Door deze vragen te stellen kan de gemeente de belangen afwegen en kijken of dit overeenkomt met de uitkomsten van de initiatiefnemer.

 

Blijkt uit de toetsing dat de participatie onvoldoende is? De gemeente kan een omgevingsvergunning niet weigeren naar aanleiding van het participatieproces. Is er onvoldoende informatie om een afgewogen besluit te nemen, dan kan de gemeente het volgende doen:

  • 1.

    De gemeente verzoekt de initiatienemer om zelf meer informatie op te halen bij inwoners. Het participatieproces wordt aangevuld.

  • 2.

    De gemeente kan zelf extra informatie ophalen bij de omgeving. De gemeente kan ervoor kiezen om een zienswijzeprocedure of een uitgebreide procedure te starten.

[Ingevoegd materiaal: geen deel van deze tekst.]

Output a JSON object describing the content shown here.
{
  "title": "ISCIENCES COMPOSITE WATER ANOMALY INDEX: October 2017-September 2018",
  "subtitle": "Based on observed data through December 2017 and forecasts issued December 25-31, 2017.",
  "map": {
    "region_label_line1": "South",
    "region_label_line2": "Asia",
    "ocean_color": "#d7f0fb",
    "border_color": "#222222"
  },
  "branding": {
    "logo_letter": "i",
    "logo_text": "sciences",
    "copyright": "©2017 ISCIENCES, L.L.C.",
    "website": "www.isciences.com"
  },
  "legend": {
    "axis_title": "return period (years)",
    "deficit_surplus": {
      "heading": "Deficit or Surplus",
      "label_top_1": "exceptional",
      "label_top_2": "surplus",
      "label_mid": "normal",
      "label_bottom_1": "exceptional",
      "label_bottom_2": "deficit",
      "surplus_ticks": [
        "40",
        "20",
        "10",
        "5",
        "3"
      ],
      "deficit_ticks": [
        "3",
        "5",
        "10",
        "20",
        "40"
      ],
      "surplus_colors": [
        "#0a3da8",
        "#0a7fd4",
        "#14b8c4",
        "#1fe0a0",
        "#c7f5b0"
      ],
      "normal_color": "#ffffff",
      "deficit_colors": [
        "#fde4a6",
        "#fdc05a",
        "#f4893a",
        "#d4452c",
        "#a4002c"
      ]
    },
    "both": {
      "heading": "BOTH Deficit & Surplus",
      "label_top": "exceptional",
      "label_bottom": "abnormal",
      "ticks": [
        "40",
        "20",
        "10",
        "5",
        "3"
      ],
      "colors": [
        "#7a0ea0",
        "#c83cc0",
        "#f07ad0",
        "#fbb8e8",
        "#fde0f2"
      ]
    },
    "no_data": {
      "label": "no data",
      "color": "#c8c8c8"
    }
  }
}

Het participatieproces vervangt niet het officiële proces (voorlopige voorziening, bezwaar en beroep). Nadat de omgevingsvergunning is verleend, start het officiële proces. Bij de Raad van State kan een omgevingsvergunning alsnog worden vernietigd. De rechter oordeelt bijvoorbeeld dat niet alle belangen voldoende in beeld zijn gebracht voor een afgewogen besluit. De initiatiefnemer heeft zelf veel belang bij een goed participatieproces.

Motiveringsplicht voor overheden

Onder de Omgevingswet is de gemeente ook verplicht om haar inwoners te betrekken. Dit geldt voor het vaststellen van een Omgevingsvisie, Omgevingsprogramma of een Omgevingsplan. Hiervoor geldt een motiveringsplicht. De gemeente geeft aan:

 

  • -

    Hoe inwoners, bedrijven, maatschappelijke organisaties en bestuursorganen zijn betrokken bij de voorbereiding;

  • -

    Wat hiervan de resultaten zijn;

  • -

    Op welke manier de gemeente aan haar eigen participatiebeleid heeft voldaan.

Denkwijze en werkwijze

Visie op participatie

Gemeente Tytsjerksteradiel vindt het belangrijk dat de omgeving goed wordt betrokken bij projecten en processen. Binnen de gemeente wordt het belang van participatie benoemd in het coalitieakkoord. Er geldt dat het bestuur haar inwoners zelf meer wil betrekken bij de voorbereiding van haar eigen besluit- en beleidsvorming. Daarnaast moeten inwoners, indien nodig, ondersteund kunnen worden in hun eigen ideeën en initiatieven. Het werken in de geest van de Omgevingswet legt de nadruk op dat inwoners zoveel mogelijk zelf de verantwoordelijkheid nemen in het betrekken van de omgeving. Gemeenten kunnen waar nodig hierin faciliteren en hulp bieden. Dit participatiebeleid volgt deze lijn. Door middel van heldere communicatie weten inwoners hoe zij de omgeving zo goed mogelijk kunnen betrekken. Dit geldt ook wanneer de gemeente zelf een project initieert.

 

“Wij willen toegankelijk zijn en inwoners op tijd betrekken bij wat hen raakt of waar zij graag over mee willen denken/praten. Het betekent niet: 'u vraagt, wij draaien'. Het betekent wel: eerlijk met elkaar in gesprek om vanuit verschillende standpunten tot besluiten te komen.”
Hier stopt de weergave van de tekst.